In an embodiment, referring to fig. 7, the specific implementation process of acquiring the voice information of the person in step S601 and performing voice recognition on the voice information based on a preset tensrflow system includes:

step S701, a voice sample set is established, frequency domain conversion is carried out on the voice sample set, and an MFCC feature vector set used for calculating cepstrum features is obtained.

In specific application, the establishment of the voice sample set is to pay attention to diversification of sample data, pronunciation data of people of different ages and sexes under different environments is needed, the voice sample data is large enough to ensure the accuracy of a voice recognition model, in addition, the similarity of the sample data is small as much as possible, and particularly when the sample data is not large enough, the small similarity can ensure a high recognition rate.

Step S702, establishing an initial TensorFlow system which sequentially comprises a full connection layer network, a Bi-RNN network and at least two full connection layers.

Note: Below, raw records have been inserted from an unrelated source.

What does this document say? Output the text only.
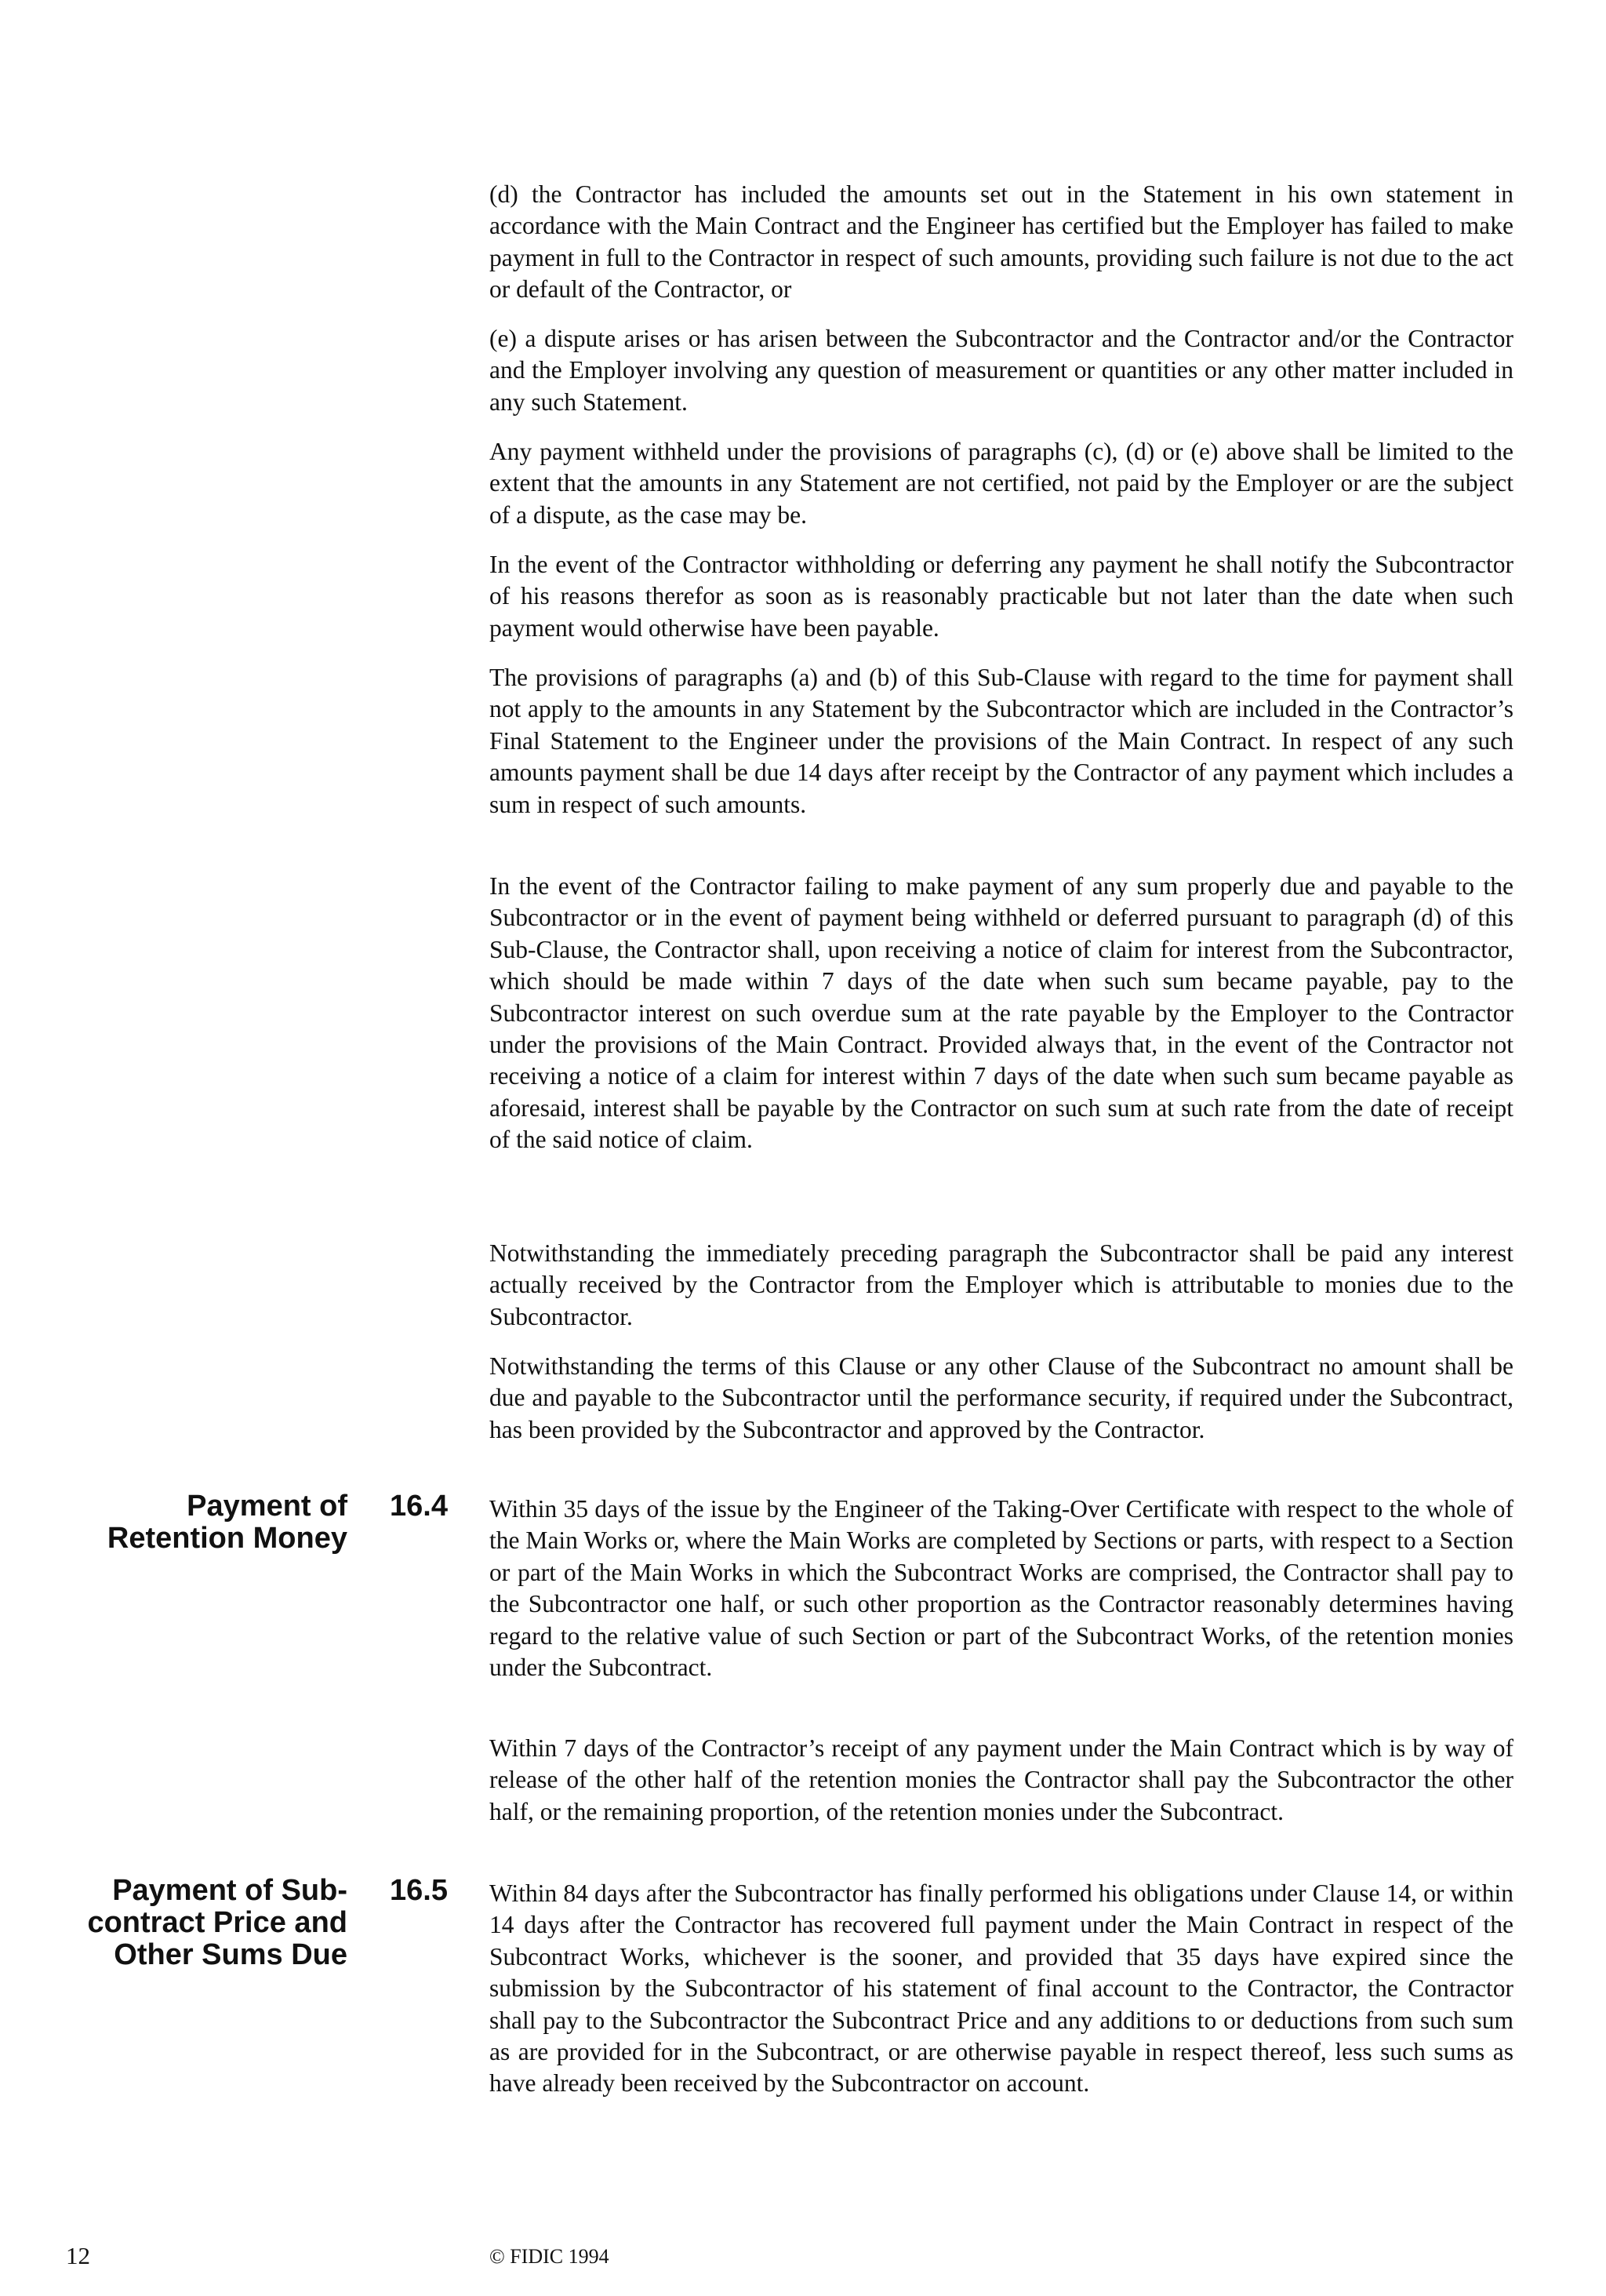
(d) the Contractor has included the amounts set out in the Statement in his own statement in accordance with the Main Contract and the Engineer has certified but the Employer has failed to make payment in full to the Contractor in respect of such amounts, providing such failure is not due to the act or default of the Contractor, or

(e) a dispute arises or has arisen between the Subcontractor and the Contractor and/or the Contractor and the Employer involving any question of measurement or quantities or any other matter included in any such Statement.

Any payment withheld under the provisions of paragraphs (c), (d) or (e) above shall be limited to the extent that the amounts in any Statement are not certified, not paid by the Employer or are the subject of a dispute, as the case may be.

In the event of the Contractor withholding or deferring any payment he shall notify the Subcontractor of his reasons therefor as soon as is reasonably practicable but not later than the date when such payment would otherwise have been payable.

The provisions of paragraphs (a) and (b) of this Sub-Clause with regard to the time for payment shall not apply to the amounts in any Statement by the Subcontractor which are included in the Contractor’s Final Statement to the Engineer under the provisions of the Main Contract. In respect of any such amounts payment shall be due 14 days after receipt by the Contractor of any payment which includes a sum in respect of such amounts.

In the event of the Contractor failing to make payment of any sum properly due and payable to the Subcontractor or in the event of payment being withheld or deferred pursuant to paragraph (d) of this Sub-Clause, the Contractor shall, upon receiving a notice of claim for interest from the Subcontractor, which should be made within 7 days of the date when such sum became payable, pay to the Subcontractor interest on such overdue sum at the rate payable by the Employer to the Contractor under the provisions of the Main Contract. Provided always that, in the event of the Contractor not receiving a notice of a claim for interest within 7 days of the date when such sum became payable as aforesaid, interest shall be payable by the Contractor on such sum at such rate from the date of receipt of the said notice of claim.

Notwithstanding the immediately preceding paragraph the Subcontractor shall be paid any interest actually received by the Contractor from the Employer which is attributable to monies due to the Subcontractor.

Notwithstanding the terms of this Clause or any other Clause of the Subcontract no amount shall be due and payable to the Subcontractor until the performance security, if required under the Subcontract, has been provided by the Subcontractor and approved by the Contractor.

Payment of
Retention Money
16.4 Within 35 days of the issue by the Engineer of the Taking-Over Certificate with respect to the whole of the Main Works or, where the Main Works are completed by Sections or parts, with respect to a Section or part of the Main Works in which the Subcontract Works are comprised, the Contractor shall pay to the Subcontractor one half, or such other proportion as the Contractor reasonably determines having regard to the relative value of such Section or part of the Subcontract Works, of the retention monies under the Subcontract.

Within 7 days of the Contractor’s receipt of any payment under the Main Contract which is by way of release of the other half of the retention monies the Contractor shall pay the Subcontractor the other half, or the remaining proportion, of the retention monies under the Subcontract.

Payment of Sub-
contract Price and
Other Sums Due
16.5 Within 84 days after the Subcontractor has finally performed his obligations under Clause 14, or within 14 days after the Contractor has recovered full payment under the Main Contract in respect of the Subcontract Works, whichever is the sooner, and provided that 35 days have expired since the submission by the Subcontractor of his statement of final account to the Contractor, the Contractor shall pay to the Subcontractor the Subcontract Price and any additions to or deductions from such sum as are provided for in the Subcontract, or are otherwise payable in respect thereof, less such sums as have already been received by the Subcontractor on account.

12	© FIDIC 1994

For example, the initial tensrflow system of this embodiment may use a full-connection layer network with 3 1024 nodes, then pass through a Bi-RNN network, and finally connect two full-connection layers, where both full-connection layers have a dropout (random deactivation) layer, the activation function uses a Relu function with a truncation, and the truncation value may be 20.

And step S703, inputting the MFCC feature vector set into the initial TensorFlow system to perform voice model training to obtain a preset TensorFlow system.

Step S704, acquiring voice information of personnel, and performing voice recognition on the voice information based on the preset TensorFlow system.

Optionally, the corresponding voice instruction is recognized according to the voice information sent by the person, and the target recognition or tracking step is performed according to the voice instruction. Illustratively, the voice instructions may include a start tracking instruction, an autonomous tracking mode instruction, a follow-up mode instruction, and a system shutdown instruction. After the target is identified, the tracking starting instruction is switched to a target soft tracking process by using a target tracking algorithm; the autonomous tracking mode instruction can be based on a stably tracked target, and then the binocular image acquisition equipment is controlled to follow the target by the servo holder; the follow-up mode instruction can be based on the lost target in the target tracking process, or the servo cradle head controls the binocular image acquisition equipment to follow the head to move to follow the target when the servo cradle head works in the autonomous tracking mode; the system shutdown command may be performed at any time during system operation.

For example, the initial stage of the present embodiment may default to the follow-up mode. In the follow-up mode, the servo cradle head controls the binocular image acquisition equipment to realize follow-up control according to the head movement of a person, voice information of the person can be received after the person detects a target, a target tracking algorithm is called to realize soft tracking of the target after the person sends a tracking starting instruction, and after the target is stably tracked, when the person sends an autonomous tracking mode instruction, the servo cradle head releases follow-up of the binocular image acquisition equipment with the head of the person, so that the follow-up of the target is realized, and meanwhile, the target tracking algorithm is continuously operated. In the process of the autonomous tracking mode, when a person sends a follow-up mode instruction, the servo cradle head releases the follow-up of the binocular image acquisition equipment to the target, so that the head of the person is followed, and meanwhile, a target recognition algorithm is called to continuously detect and recognize the target. At any time of operation, when a person sends a system stop instruction, the servo cradle head stops working, and the target detection algorithm and the tracking algorithm stop working.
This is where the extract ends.